I don’t know how long I looked at her like this.

‘What’s going through your mind?’ she asked me, closing the laptop. (This is an important detail. Remember: she
closed
the laptop.)

‘Oh, just things.’

‘Tell me.’

‘Well, I’m thinking about how life is so miraculous none of it really deserves the title “reality”.’

‘Andrew, I’m a little taken aback about how your whole worldview has become so romantic.’

It was ridiculous that I had ever failed to see it.

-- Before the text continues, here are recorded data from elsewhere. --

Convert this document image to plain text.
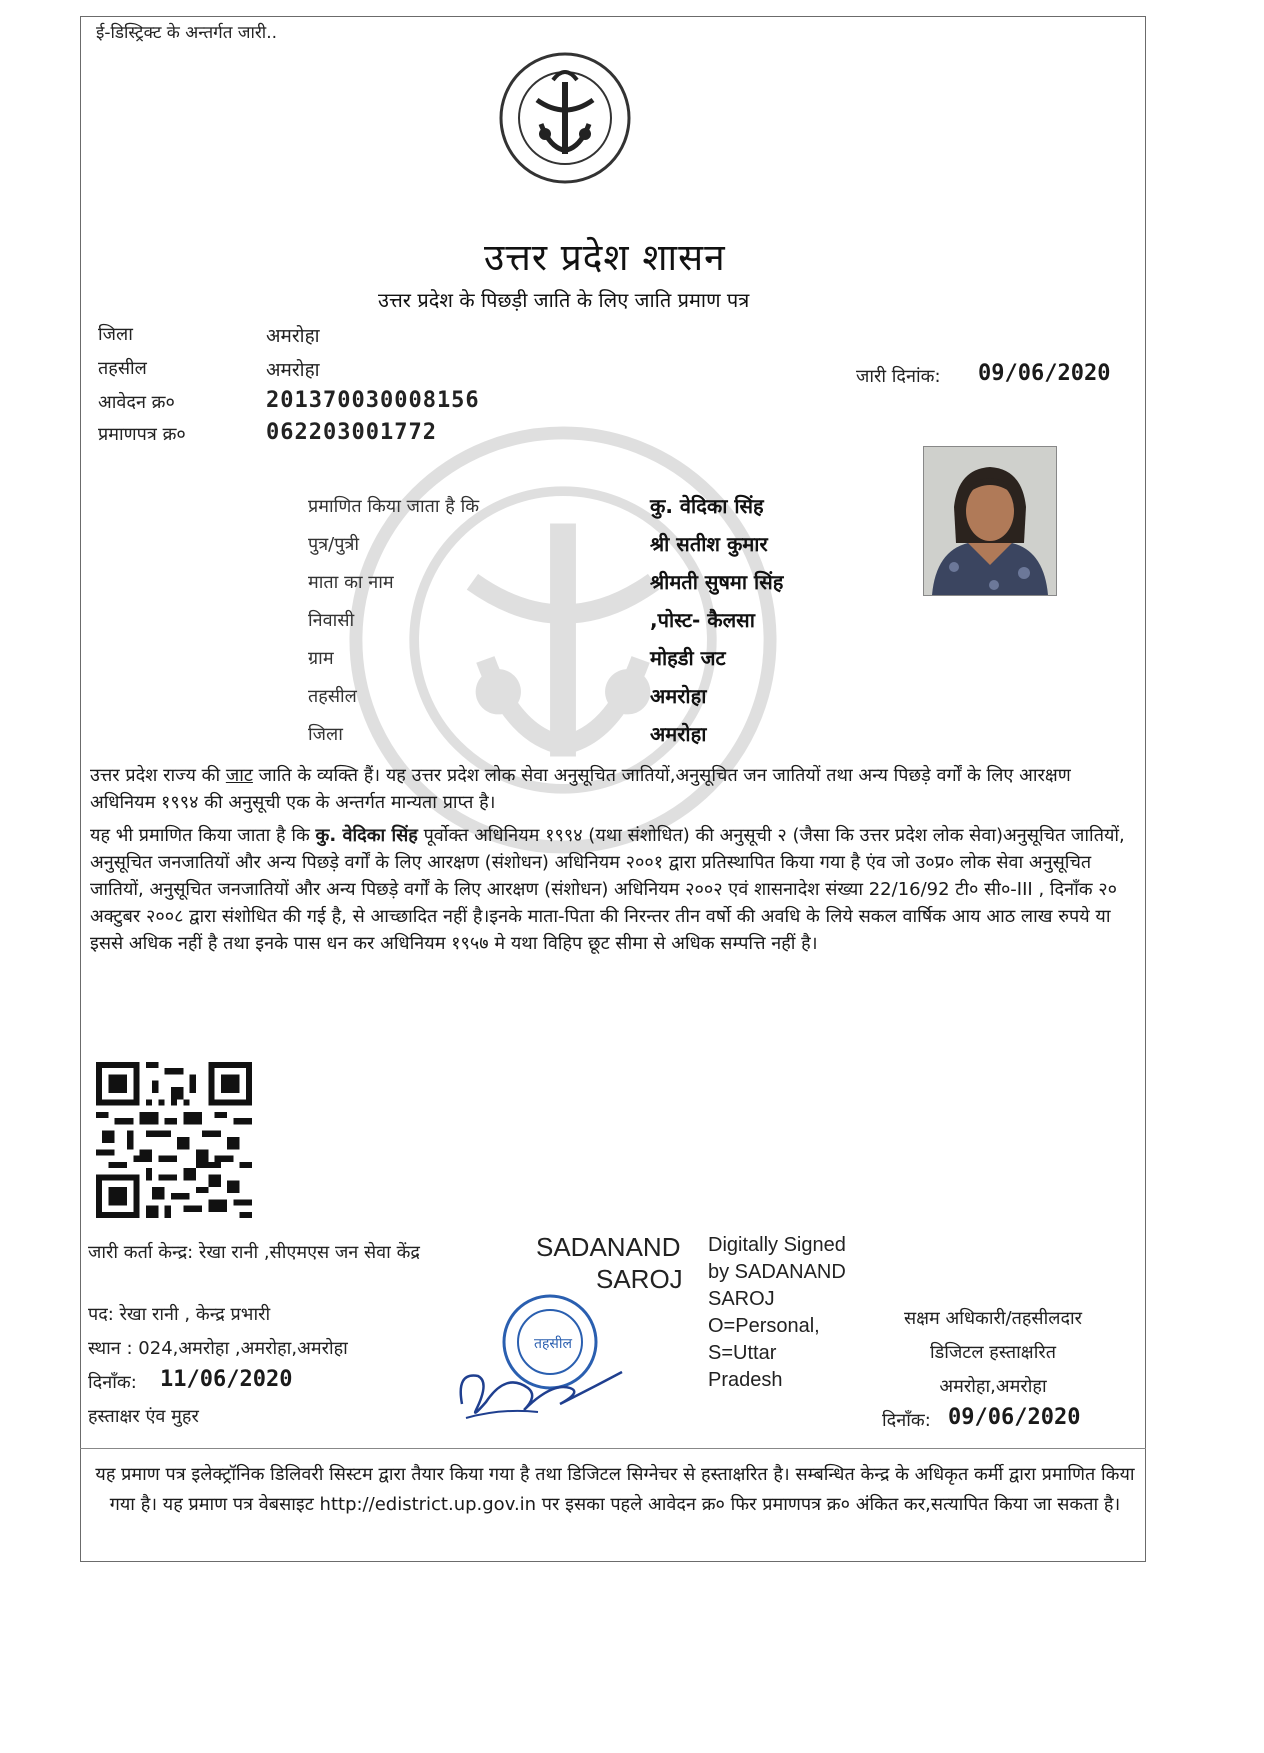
ई-डिस्ट्रिक्ट के अन्तर्गत जारी..
उत्तर प्रदेश शासन
उत्तर प्रदेश के पिछड़ी जाति के लिए जाति प्रमाण पत्र
जिला	अमरोहा
तहसील	अमरोहा
आवेदन क्र०	201370030008156
प्रमाणपत्र क्र०	062203001772
जारी दिनांक: 09/06/2020
प्रमाणित किया जाता है कि	कु. वेदिका सिंह
पुत्र/पुत्री	श्री सतीश कुमार
माता का नाम	श्रीमती सुषमा सिंह
निवासी	,पोस्ट- कैलसा
ग्राम	मोहडी जट
तहसील	अमरोहा
जिला	अमरोहा

उत्तर प्रदेश राज्य की जाट जाति के व्यक्ति हैं। यह उत्तर प्रदेश लोक सेवा अनुसूचित जातियों,अनुसूचित जन जातियों तथा अन्य पिछड़े वर्गों के लिए आरक्षण अधिनियम १९९४ की अनुसूची एक के अन्तर्गत मान्यता प्राप्त है।

यह भी प्रमाणित किया जाता है कि कु. वेदिका सिंह पूर्वोक्त अधिनियम १९९४ (यथा संशोधित) की अनुसूची २ (जैसा कि उत्तर प्रदेश लोक सेवा)अनुसूचित जातियों, अनुसूचित जनजातियों और अन्य पिछड़े वर्गों के लिए आरक्षण (संशोधन) अधिनियम २००१ द्वारा प्रतिस्थापित किया गया है एंव जो उ०प्र० लोक सेवा अनुसूचित जातियों, अनुसूचित जनजातियों और अन्य पिछड़े वर्गों के लिए आरक्षण (संशोधन) अधिनियम २००२ एवं शासनादेश संख्या 22/16/92 टी० सी०-III , दिनाँक २० अक्टुबर २००८ द्वारा संशोधित की गई है, से आच्छादित नहीं है।इनके माता-पिता की निरन्तर तीन वर्षो की अवधि के लिये सकल वार्षिक आय आठ लाख रुपये या इससे अधिक नहीं है तथा इनके पास धन कर अधिनियम १९५७ मे यथा विहिप छूट सीमा से अधिक सम्पत्ति नहीं है।

जारी कर्ता केन्द्र: रेखा रानी ,सीएमएस जन सेवा केंद्र	SADANAND
SAROJ
Digitally Signed by SADANAND SAROJ O=Personal, S=Uttar Pradesh
पद: रेखा रानी , केन्द्र प्रभारी
स्थान : 024,अमरोहा ,अमरोहा,अमरोहा
दिनाँक: 11/06/2020
हस्ताक्षर एंव मुहर
तहसील
सक्षम अधिकारी/तहसीलदार
डिजिटल हस्ताक्षरित
अमरोहा,अमरोहा
दिनाँक: 09/06/2020
यह प्रमाण पत्र इलेक्ट्रॉनिक डिलिवरी सिस्टम द्वारा तैयार किया गया है तथा डिजिटल सिग्नेचर से हस्ताक्षरित है। सम्बन्धित केन्द्र के अधिकृत कर्मी द्वारा प्रमाणित किया गया है। यह प्रमाण पत्र वेबसाइट http://edistrict.up.gov.in पर इसका पहले आवेदन क्र० फिर प्रमाणपत्र क्र० अंकित कर,सत्यापित किया जा सकता है।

She was beautiful. A forty-one-year-old, poised delicately between the young woman she had been and the older one she would become. This intelligent, wound-dabbing historian. This person who
would buy someone else’s shopping with no other motive than simply to help.

I knew other things now. I knew she’d been a screaming baby, a child learning to walk, a girl at school eager to learn, a teenager listening to Talking Heads in her bedroom while reading
books by A.J.P. Taylor.

I knew she’d been a university student studying the past and trying to interpret its patterns.

She’d been, simultaneously, a young woman in love, full of a thousand hopes, trying to read the future as well as the past.

She had then taught British and European history, the big pattern she had discovered being the one that revealed that the civilisations that advanced with the Enlightenment did so through
violence and territorial conquest more than through scientific progress, political modernisation and philosophical understanding.

She had then tried to uncover the woman’s place in this history, and it had been difficult because history had always been written by the victors of wars, and the victors of the gender
wars had always been male, and so women had been placed in the margins and in the footnotes, if they had been lucky.